Splenic enlargement is expected in the early phase: however, in many patients, splenic atrophy is seen because platelets obstruct microcirculation in the spleen.
Most patients are asymptomatic, but the main symptoms are the product of thromboembolic and microvascular phenomena.
Life expectancy is indicated the same as the general population, but in young patients, this is diminished, as well as the quality of life. Progression to acute leukemia is a possibility over the years and can occur in its natural history or related to the type of treatment used.
• Thrombocytosis, in general, is produced by three fundamental causes:
They can be reactive or secondary, they can be familial thrombocytosis, or they can be clonal. ET is diagnosed by excluding other causes of thrombocytosis.
Causes of Thrombocytosis that ARE NOT ESSENTIAL THROMBOCYTHEMIA
• Reactive thrombocytosis
- Faith deficit
- Chronic infections or inflammations (connective tissue diseases, temporal arteritis, tuberculosis, chronic bronchial diseases, vasculitis)
- Acute infections and inflammations.
- Acute bleeding
- Hemolytic anemias
- Response to exercise
- Post-splenectomy
- Tissue damage (surgery, acute myocardial infarction, pancreatitis, trauma)
- Neoplasms
- Recovery from thrombocytopenia (rebound)
- Response to drugs (vincristine, retinoic acid, epinephrine, growth factor)
Clinical and biological aspects
In most patients, thrombocytosis is detected incidentally in routine examinations, these being asymptomatic.
In those with symptoms, thrombo-hemorrhagic manifestations and microcirculation alterations predominate. The former is the primary cause of morbidity and mortality, together with the malignant transformation in the natural history of the disease or due to the type of treatment carried out.

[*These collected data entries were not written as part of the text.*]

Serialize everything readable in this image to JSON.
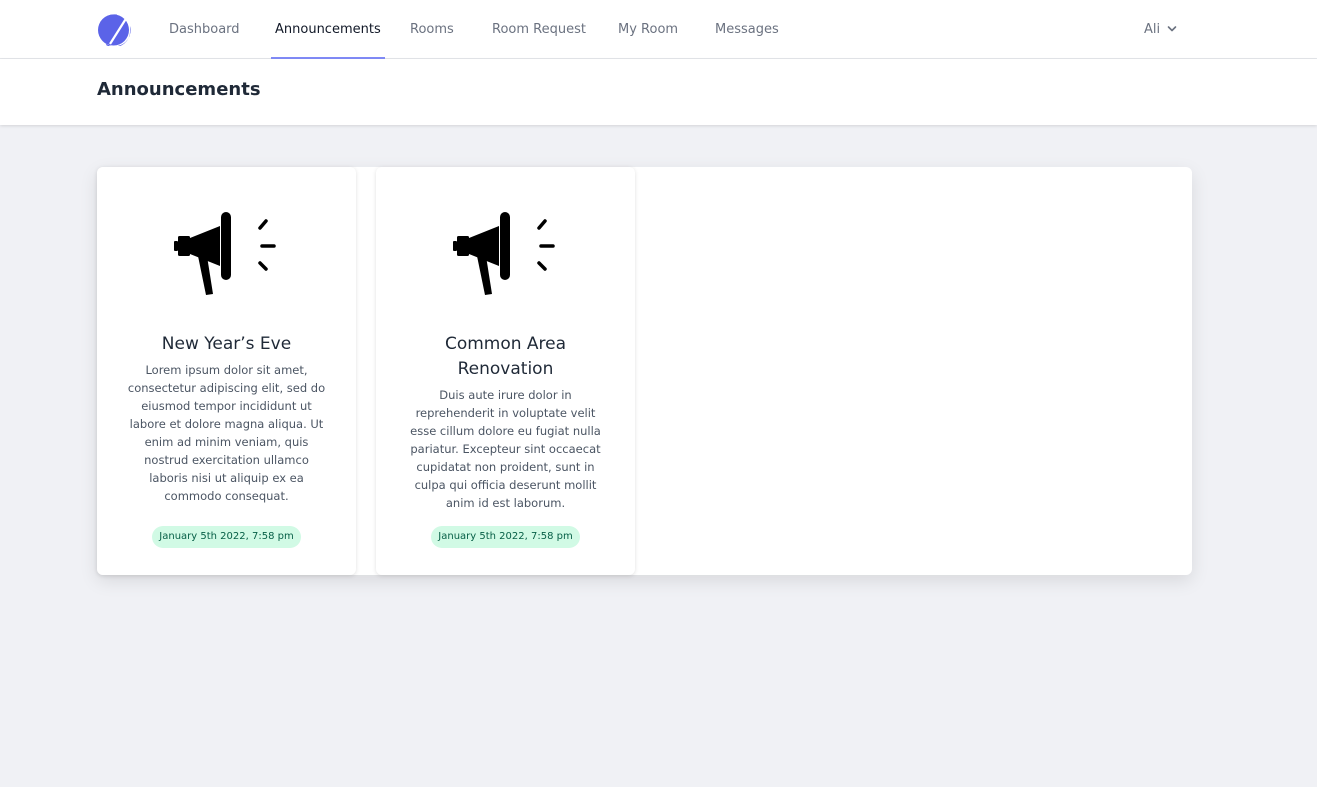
{
  "nav": {
    "items": [
      {
        "label": "Dashboard"
      },
      {
        "label": "Announcements"
      },
      {
        "label": "Rooms"
      },
      {
        "label": "Room Request"
      },
      {
        "label": "My Room"
      },
      {
        "label": "Messages"
      }
    ],
    "active_item": "Announcements",
    "user": {
      "name": "Ali"
    }
  },
  "page": {
    "title": "Announcements"
  },
  "announcements": [
    {
      "title": "New Year’s Eve",
      "body": "Lorem ipsum dolor sit amet, consectetur adipiscing elit, sed do eiusmod tempor incididunt ut labore et dolore magna aliqua. Ut enim ad minim veniam, quis nostrud exercitation ullamco laboris nisi ut aliquip ex ea commodo consequat.",
      "date": "January 5th 2022, 7:58 pm",
      "icon": "megaphone-icon"
    },
    {
      "title": "Common Area Renovation",
      "body": "Duis aute irure dolor in reprehenderit in voluptate velit esse cillum dolore eu fugiat nulla pariatur. Excepteur sint occaecat cupidatat non proident, sunt in culpa qui officia deserunt mollit anim id est laborum.",
      "date": "January 5th 2022, 7:58 pm",
      "icon": "megaphone-icon"
    }
  ],
  "colors": {
    "accent": "#818cf8",
    "logo": "#5b63e8",
    "badge_bg": "#d1fae5",
    "badge_text": "#065f46",
    "page_bg": "#f0f1f5"
  }
}
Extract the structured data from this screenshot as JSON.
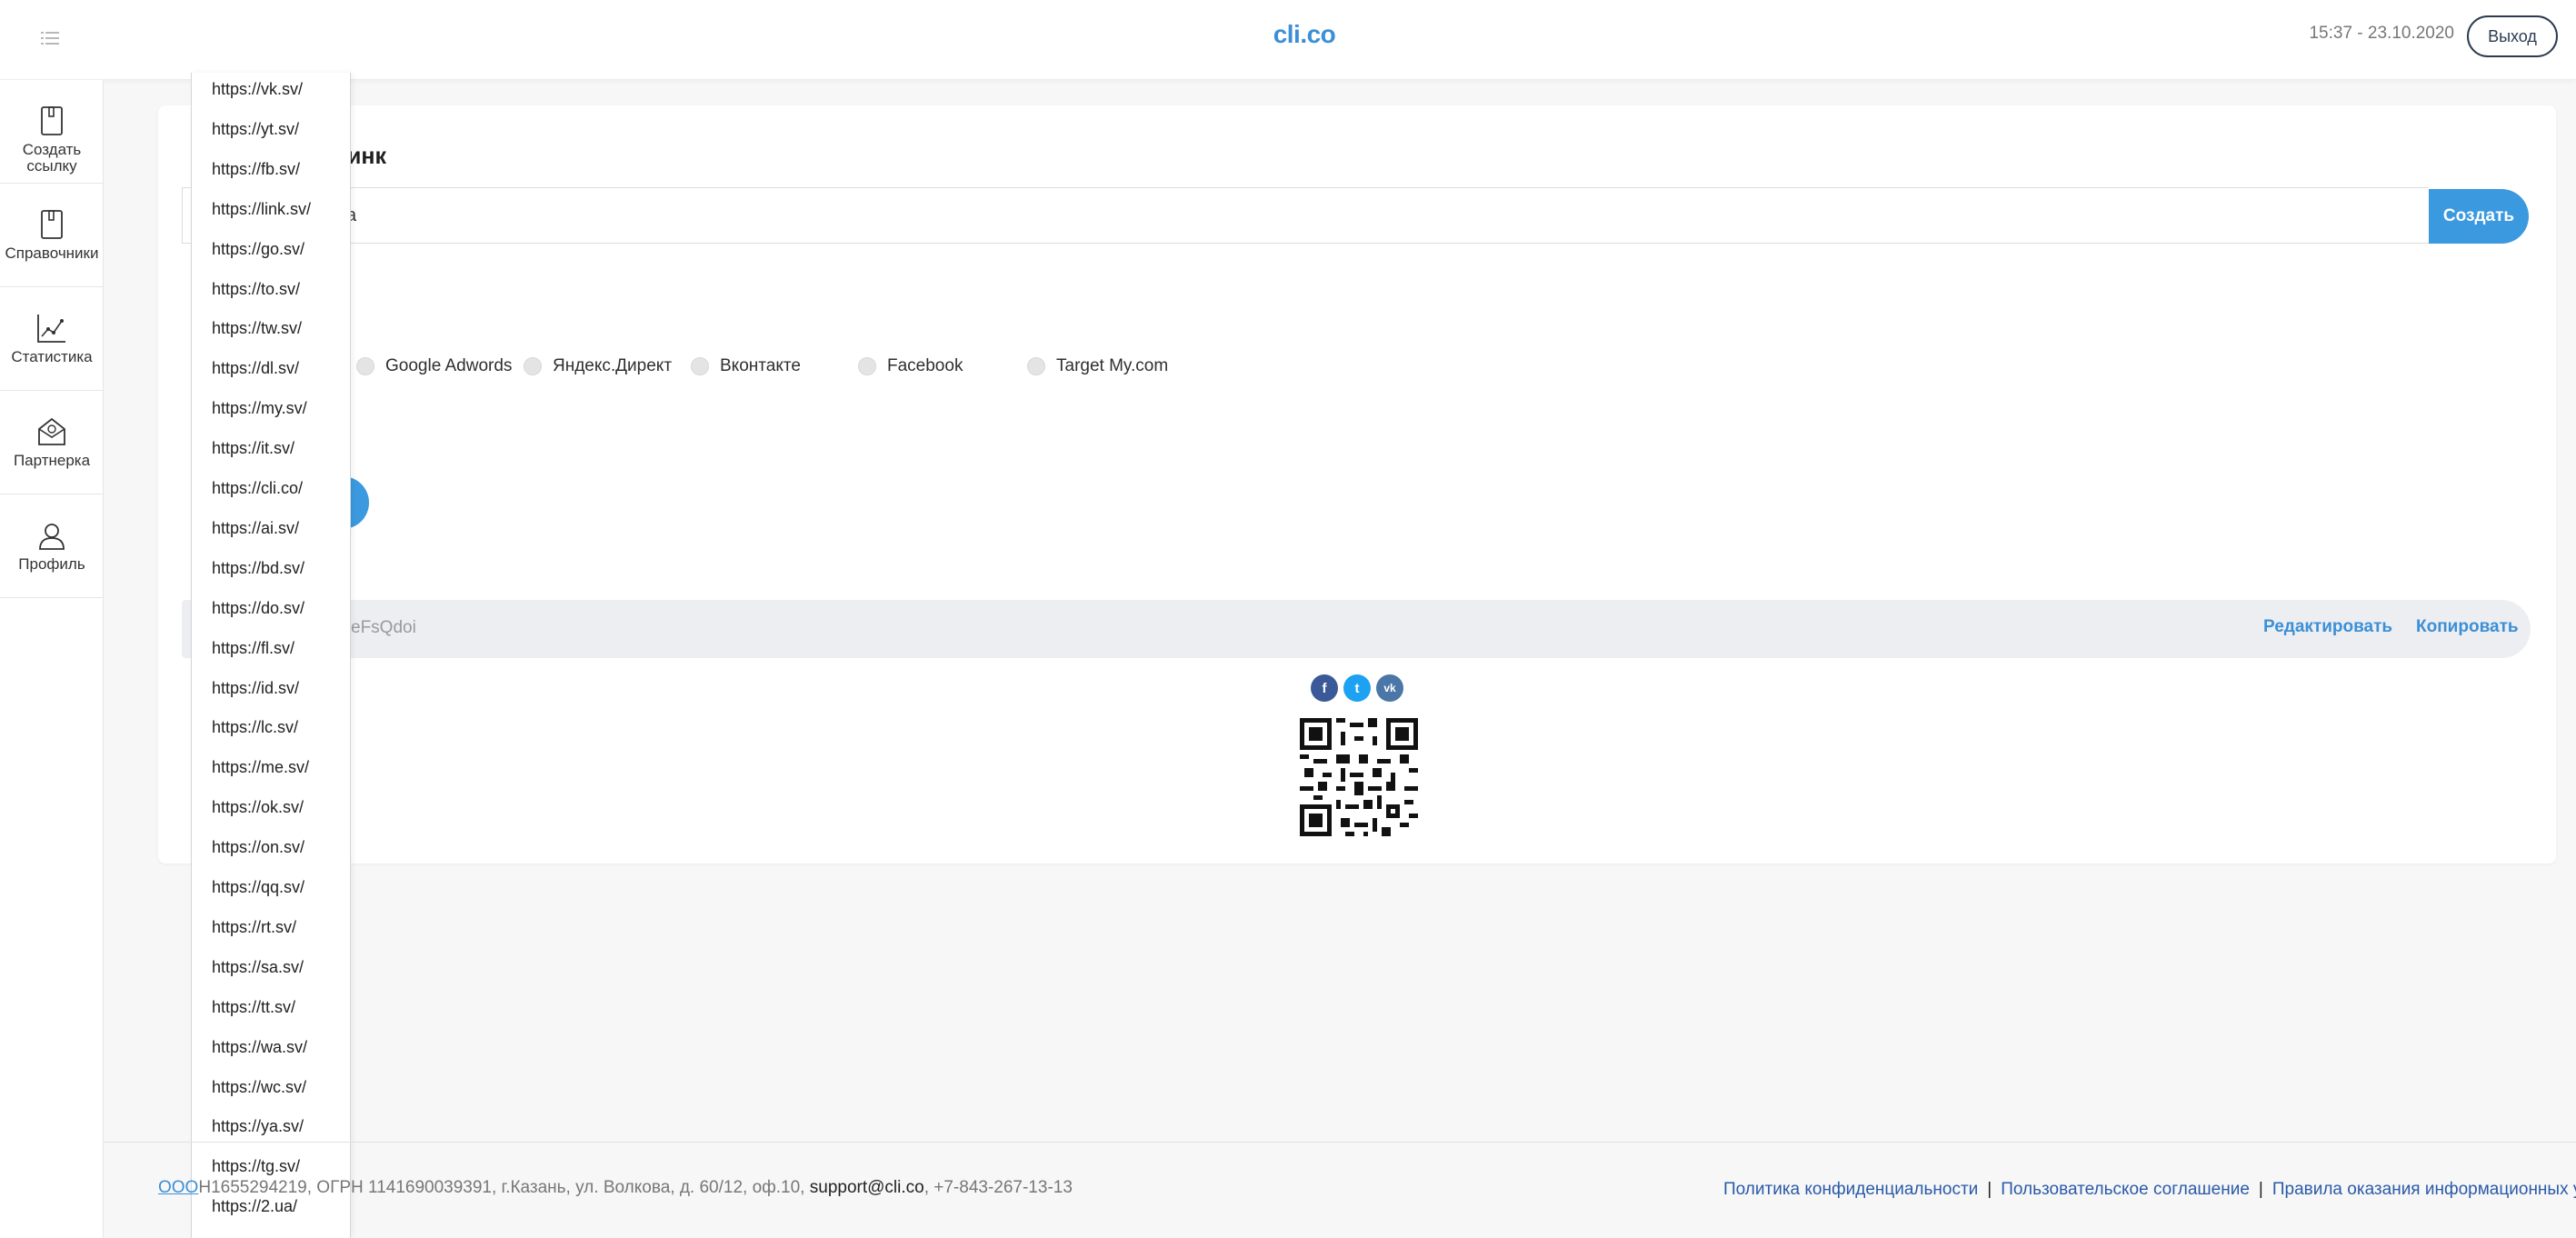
{
  "header": {
    "logo": "cli.co",
    "datetime": "15:37 - 23.10.2020",
    "logout_label": "Выход"
  },
  "sidebar": {
    "items": [
      {
        "label": "Создать\nссылку",
        "icon": "create-link-icon"
      },
      {
        "label": "Справочники",
        "icon": "book-icon"
      },
      {
        "label": "Статистика",
        "icon": "chart-icon"
      },
      {
        "label": "Партнерка",
        "icon": "partner-icon"
      },
      {
        "label": "Профиль",
        "icon": "profile-icon"
      }
    ]
  },
  "form": {
    "title_visible": "инк",
    "input_visible": "a",
    "create_label": "Создать",
    "sources": [
      "Google Adwords",
      "Яндекс.Директ",
      "Вконтакте",
      "Facebook",
      "Target My.com"
    ]
  },
  "result": {
    "short_link_visible": "eFsQdoi",
    "edit_label": "Редактировать",
    "copy_label": "Копировать",
    "share": [
      {
        "name": "facebook",
        "glyph": "f",
        "color": "#3b5998"
      },
      {
        "name": "twitter",
        "glyph": "t",
        "color": "#1da1f2"
      },
      {
        "name": "vk",
        "glyph": "vk",
        "color": "#4a76a8"
      }
    ]
  },
  "dropdown": {
    "domains": [
      "https://vk.sv/",
      "https://yt.sv/",
      "https://fb.sv/",
      "https://link.sv/",
      "https://go.sv/",
      "https://to.sv/",
      "https://tw.sv/",
      "https://dl.sv/",
      "https://my.sv/",
      "https://it.sv/",
      "https://cli.co/",
      "https://ai.sv/",
      "https://bd.sv/",
      "https://do.sv/",
      "https://fl.sv/",
      "https://id.sv/",
      "https://lc.sv/",
      "https://me.sv/",
      "https://ok.sv/",
      "https://on.sv/",
      "https://qq.sv/",
      "https://rt.sv/",
      "https://sa.sv/",
      "https://tt.sv/",
      "https://wa.sv/",
      "https://wc.sv/",
      "https://ya.sv/",
      "https://tg.sv/",
      "https://2.ua/"
    ]
  },
  "footer": {
    "company_link": "ООО",
    "company_info": "Н1655294219, ОГРН 1141690039391, г.Казань, ул. Волкова, д. 60/12, оф.10, ",
    "email": "support@cli.co",
    "phone": ", +7-843-267-13-13",
    "links": [
      "Политика конфиденциальности",
      "Пользовательское соглашение",
      "Правила оказания информационных услуг"
    ],
    "separator": "|"
  }
}
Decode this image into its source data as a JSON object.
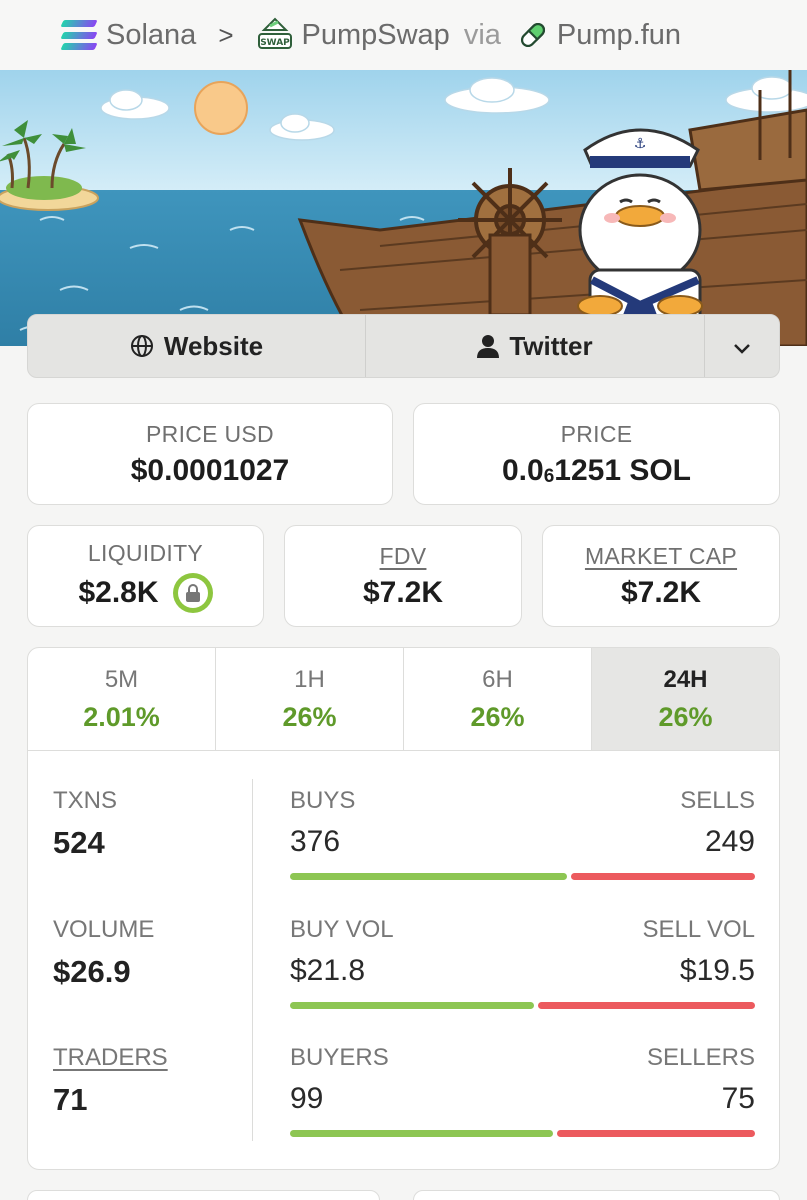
{
  "breadcrumb": {
    "chain": "Solana",
    "separator": ">",
    "dex": "PumpSwap",
    "dex_icon_text": "SWAP",
    "via": "via",
    "launchpad": "Pump.fun"
  },
  "links": {
    "website": "Website",
    "twitter": "Twitter"
  },
  "price_usd": {
    "label": "PRICE USD",
    "value": "$0.0001027"
  },
  "price_native": {
    "label": "PRICE",
    "prefix": "0.0",
    "sub": "6",
    "suffix": "1251 SOL"
  },
  "liquidity": {
    "label": "LIQUIDITY",
    "value": "$2.8K"
  },
  "fdv": {
    "label": "FDV",
    "value": "$7.2K"
  },
  "market_cap": {
    "label": "MARKET CAP",
    "value": "$7.2K"
  },
  "tabs": [
    {
      "label": "5M",
      "value": "2.01%"
    },
    {
      "label": "1H",
      "value": "26%"
    },
    {
      "label": "6H",
      "value": "26%"
    },
    {
      "label": "24H",
      "value": "26%",
      "active": true
    }
  ],
  "txns": {
    "label": "TXNS",
    "value": "524"
  },
  "volume": {
    "label": "VOLUME",
    "value": "$26.9"
  },
  "traders": {
    "label": "TRADERS",
    "value": "71"
  },
  "buys_sells": {
    "buy_label": "BUYS",
    "sell_label": "SELLS",
    "buy_value": "376",
    "sell_value": "249",
    "buy_fraction": 0.6
  },
  "vol_split": {
    "buy_label": "BUY VOL",
    "sell_label": "SELL VOL",
    "buy_value": "$21.8",
    "sell_value": "$19.5",
    "buy_fraction": 0.53
  },
  "buyers_sellers": {
    "buy_label": "BUYERS",
    "sell_label": "SELLERS",
    "buy_value": "99",
    "sell_value": "75",
    "buy_fraction": 0.57
  },
  "colors": {
    "positive": "#5f9a2a",
    "buy_bar": "#8dc653",
    "sell_bar": "#ec5a5e",
    "lock_badge": "#8dc63f"
  }
}
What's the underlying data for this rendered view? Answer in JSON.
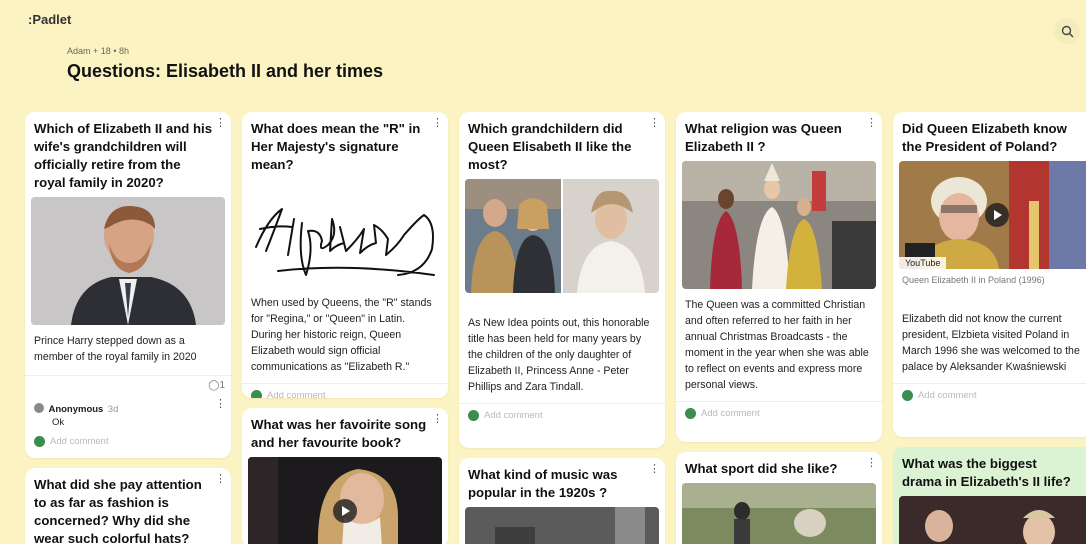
{
  "header": {
    "logo": ":Padlet",
    "author": "Adam",
    "plus": "+ 18",
    "time": "• 8h",
    "title": "Questions: Elisabeth II and her times"
  },
  "columns": [
    {
      "cards": [
        {
          "title": "Which of Elizabeth II and his wife's grandchildren will officially retire from the royal family in 2020?",
          "body": "Prince Harry stepped down as a member of the royal family in 2020",
          "comment_count": "1",
          "comment_author": "Anonymous",
          "comment_time": "3d",
          "comment_text": "Ok",
          "add_comment": "Add comment"
        },
        {
          "title": "What did she pay attention to as far as fashion is concerned? Why did she wear such colorful hats? What was"
        }
      ]
    },
    {
      "cards": [
        {
          "title": "What does mean the \"R\" in Her Majesty's signature mean?",
          "signature": "Elizabeth R",
          "body": "When used by Queens, the \"R\" stands for \"Regina,\" or \"Queen\" in Latin. During her historic reign, Queen Elizabeth would sign official communications as \"Elizabeth R.\"",
          "add_comment": "Add comment"
        },
        {
          "title": "What was her favoirite song and her favourite book?"
        }
      ]
    },
    {
      "cards": [
        {
          "title": "Which grandchildern did Queen Elisabeth II like the most?",
          "body": "As New Idea points out, this honorable title has been held for many years by the children of the only daughter of Elizabeth II, Princess Anne - Peter Phillips and Zara Tindall.",
          "add_comment": "Add comment"
        },
        {
          "title": "What kind of music was popular in the 1920s ?"
        }
      ]
    },
    {
      "cards": [
        {
          "title": "What religion was Queen Elizabeth II ?",
          "body": "The Queen was a committed Christian and often referred to her faith in her annual Christmas Broadcasts - the moment in the year when she was able to reflect on events and express more personal views.",
          "add_comment": "Add comment"
        },
        {
          "title": "What sport did she like?"
        }
      ]
    },
    {
      "cards": [
        {
          "title": "Did Queen Elizabeth know the President of Poland?",
          "video_source": "YouTube",
          "video_title": "Queen Elizabeth II in Poland (1996)",
          "body": "Elizabeth did not know the current president, Elzbieta visited Poland in March 1996 she was welcomed to the palace by Aleksander Kwaśniewski",
          "add_comment": "Add comment"
        },
        {
          "title": "What was the biggest drama in Elizabeth's II life?"
        }
      ]
    }
  ]
}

The mean age at diagnosis is 60 years, and there is a slight predominance of the female sex. With the introduction of automated platelet counters, asymptomatic young patients have increased. Exceptional cases have been described in childhood.
Diagnostic criteria
The diagnosis is by exclusion. There are no specific criteria for diagnosis.
- Platelet count> 600,000 uL.
- Hemoglobin <13 g / dL or normal blood volume
- No iron deficiency (presence of hemosiderin in the marrow).
- Absence of the Philadelphia chromosome.
- Collagenous fibrosis in bone marrow absent or if present: less than a third of the biopsy area, without splenomegaly or leucoerythroblastic reaction
- Absence of causes of secondary thrombocytosis.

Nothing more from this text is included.